I wrote this column about being married to a successful woman on spec for a new publication and it did not run, for a variety of reasons. A very different version will be out in a few months. I thought I’d post here.

When my family and I relocated to Beijing, China four years ago, a lot of people in the thriving expatriate community there were curious about how it felt to be a male “trailing spouse.” While I did in deed stand out in the crowd of wives around our housing compound, I never really gave my status much thought beyond detesting the inherently demeaning term “trailing spouse.” I have never thought of myself as “trailing” anyone. We may have moved to the other side of the world for my wife’s job, but that hardly defined me. Besides, while this was our first foreign posting, the role was really old hat for me.

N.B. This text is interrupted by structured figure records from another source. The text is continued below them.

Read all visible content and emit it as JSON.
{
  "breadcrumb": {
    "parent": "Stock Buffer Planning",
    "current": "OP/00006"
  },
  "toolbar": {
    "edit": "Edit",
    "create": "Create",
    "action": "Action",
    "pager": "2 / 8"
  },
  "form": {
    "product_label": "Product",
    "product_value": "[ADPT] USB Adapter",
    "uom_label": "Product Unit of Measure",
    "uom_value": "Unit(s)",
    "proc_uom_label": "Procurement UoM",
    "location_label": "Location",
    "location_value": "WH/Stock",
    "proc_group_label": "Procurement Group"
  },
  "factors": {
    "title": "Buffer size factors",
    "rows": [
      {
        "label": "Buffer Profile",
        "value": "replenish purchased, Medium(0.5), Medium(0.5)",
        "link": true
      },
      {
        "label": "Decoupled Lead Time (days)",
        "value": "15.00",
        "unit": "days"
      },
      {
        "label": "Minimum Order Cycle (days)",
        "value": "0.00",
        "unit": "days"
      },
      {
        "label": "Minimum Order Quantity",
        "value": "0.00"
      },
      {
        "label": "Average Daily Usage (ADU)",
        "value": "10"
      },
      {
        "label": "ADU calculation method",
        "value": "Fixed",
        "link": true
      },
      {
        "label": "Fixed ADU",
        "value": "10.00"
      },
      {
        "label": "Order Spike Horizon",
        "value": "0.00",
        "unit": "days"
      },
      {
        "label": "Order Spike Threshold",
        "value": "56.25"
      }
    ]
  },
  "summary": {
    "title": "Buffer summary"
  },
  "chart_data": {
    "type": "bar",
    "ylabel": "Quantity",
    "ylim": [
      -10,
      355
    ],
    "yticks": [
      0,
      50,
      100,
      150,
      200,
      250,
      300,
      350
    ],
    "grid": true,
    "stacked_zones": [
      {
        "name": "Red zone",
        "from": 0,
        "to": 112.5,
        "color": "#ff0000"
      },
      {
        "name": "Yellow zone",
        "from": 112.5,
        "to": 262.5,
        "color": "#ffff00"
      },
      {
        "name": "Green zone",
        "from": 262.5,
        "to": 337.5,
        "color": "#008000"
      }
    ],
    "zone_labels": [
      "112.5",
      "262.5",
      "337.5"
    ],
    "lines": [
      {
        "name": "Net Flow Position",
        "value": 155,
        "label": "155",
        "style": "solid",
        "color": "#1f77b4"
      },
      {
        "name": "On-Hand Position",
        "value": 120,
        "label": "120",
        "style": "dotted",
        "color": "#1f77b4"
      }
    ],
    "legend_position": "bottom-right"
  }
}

My wife and I have been together for 20 years and the outlines of our central relationships – with one another and with our work –were drawn at the very beginning. We got to know each other as college students working at the Michigan Daily, the University of Michigan newspaper. She was my boss there, the Editor in Chief to my Arts Editor. I graduated first and edited a small weekly newspaper for a year. Then we set of for Florida together in search of newspaper jobs.

We interviewed at six papers. She got five offers. I got a half of one– for a part time position at the smallest place we visited. I was dispirited but never thought of the setback as anything other than bad luck and myopic thinking by the hiring editors. I don’t lack self-confidence, which cushioned that blow and has continued to serve me well. It is an essential ingredient for any man married to a successful woman. I have never been anything but happy for her career advancement. Eventually I realized that her success also opened a lot of doors for me, paving the way for me to do what I want, as long as I am willing to also accept being on the domestic frontlines with our kids and home life.

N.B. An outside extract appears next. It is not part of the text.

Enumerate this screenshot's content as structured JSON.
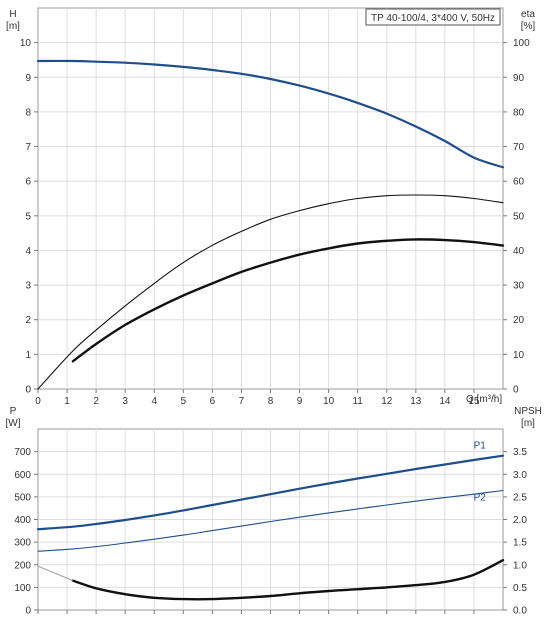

We have now been happily married for 16 years, achieving a work/life balance that has allowed each of us to thrive professionally. Without my support and flexibility, she would not be able to have it all, as a dedicated, involved mother and a highly successful career. Without the stability that her income and benefits have provided, I would not have been able to spend the last decade building a varied, rewarding freelance career writing about my passions, most notably my family, basketball and music.

It was hard to envision all this 20 years ago when we were down in Florida desperately trying to get our feet on the career ladder. I eventually turned down another part-time job in New York City to move to Tampa and join my then-girlfriend. The boss who offered me the position and graciously extended my deadline to accept it as I wavered over what to do, offered some sage advice. “It’s good that you are confronting this issue early in your relationship,” she said. “Because it comes up sooner or later in all two-journalist marriages. You need to figure out how you are going to deal with it.”

She couldn’t have been more right, though the outlines of our implicit agreement shifted subtly over the years. Initially, it was simple: one of us would get a better job offer and the other would find a way to make it work in that new locale. After about 18 months in Florida, where I honed my craft, I was hired as Managing Editor of Guitar World magazine, a far more appropriate and exciting job for me than covering local news for a small newspaper. The magazine was in New York and Rebecca began looking for jobs there while I started working. Not surprisingly, she landed on her feet – by calling the same woman who had been so understanding of my plight. Every subsequent move we’ve made, however, has been triggered by her employment. We relocated from New York to Detroit to New Jersey, to Beijing and back to Jersey.

Each of these moves required me to reinvent myself and, for the last ten years — since our first son was born — to focus first on getting the family settled and righted. (We now have three kids.) It can be overwhelming but I have never really felt anything other than grateful for the opportunities each of these moves has ended up providing me and proud of Rebecca and all she has achieved. I knew exactly whom I was marrying

Besides, as the old saying goes, behind every great woman is a great man.